Suspira. Siento un suspiro largo entre los gritos de mis compañeros que se mezclan con los gritos de niños de otras aulas, y aunque no es tan alto ni tan agudo, lo siento mucho más nítido y más certero. Se acerca y yo escondo como puedo mi cara, no quiero que me vea, aunque sienta que ya es tarde.
—Veo que alguien se ha olvidado sus cosas, tendré que guardarlas para mañana —dice con un tono alegre, sincero.
Noto cómo se acerca lentamente y con seguridad coge mis cosas y las guarda en mi mochila mientras canturrea una canción, de esas que inventamos en clase el primer día que sonreí. Siento un cosquilleo al recordar ese día y tiemblo, todo mi cuerpo tiembla. Jamás debí acostumbrarme a la sensación de seguridad, de estar a salvo, porque ahora todo se va a ser mucho más difícil.
Pero la seño como si tuviera algún superpoder, alguno que tenga que ver sobre saber qué necesito, cuando ni yo mismo lo sé, me abraza y yo me desmorono en ese abrazo como los edificios de madera que construía en preescolar y que al quitarle un pilar no muy necesario a simple vista se caía con un estruendo tan grande como el que estoy armando con mis sollozos.
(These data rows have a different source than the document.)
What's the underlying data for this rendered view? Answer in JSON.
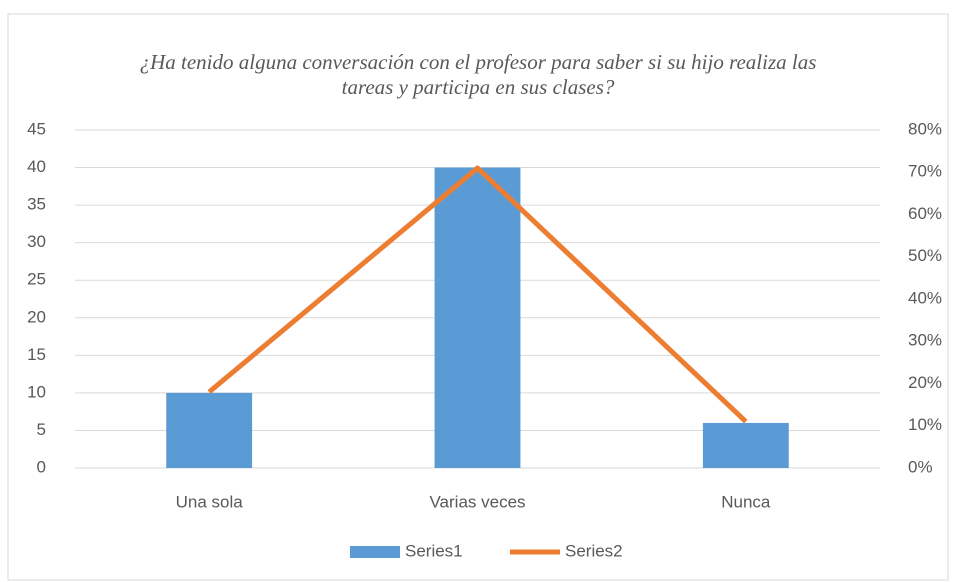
{
  "chart_data": {
    "type": "bar_line",
    "title": "¿Ha tenido alguna conversación con el profesor para saber si su hijo realiza las tareas y participa en sus clases?",
    "categories": [
      "Una sola",
      "Varias veces",
      "Nunca"
    ],
    "series": [
      {
        "name": "Series1",
        "type": "bar",
        "color": "#5b9bd5",
        "values": [
          10,
          40,
          6
        ]
      },
      {
        "name": "Series2",
        "type": "line",
        "color": "#ed7d31",
        "axis": "y2",
        "values": [
          18,
          71,
          11
        ]
      }
    ],
    "ylim": [
      0,
      45
    ],
    "yticks": [
      0,
      5,
      10,
      15,
      20,
      25,
      30,
      35,
      40,
      45
    ],
    "y2lim": [
      0,
      80
    ],
    "y2ticks": [
      {
        "value": 0,
        "label": "0%"
      },
      {
        "value": 10,
        "label": "10%"
      },
      {
        "value": 20,
        "label": "20%"
      },
      {
        "value": 30,
        "label": "30%"
      },
      {
        "value": 40,
        "label": "40%"
      },
      {
        "value": 50,
        "label": "50%"
      },
      {
        "value": 60,
        "label": "60%"
      },
      {
        "value": 70,
        "label": "70%"
      },
      {
        "value": 80,
        "label": "80%"
      }
    ],
    "grid": true,
    "legend": "bottom"
  }
}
Ella no me chista para que me calme, ni para que me calle sino que me abraza más fuerte y grita conmigo. Pasamos varios minutos así, abrazados por nuestros gritos y los brazos del otro. ¿Puede ser la seño quien se quede en nuestra casa? La cambio por el monstruo que nos apuñala noche tras noche en nuestros recuerdos.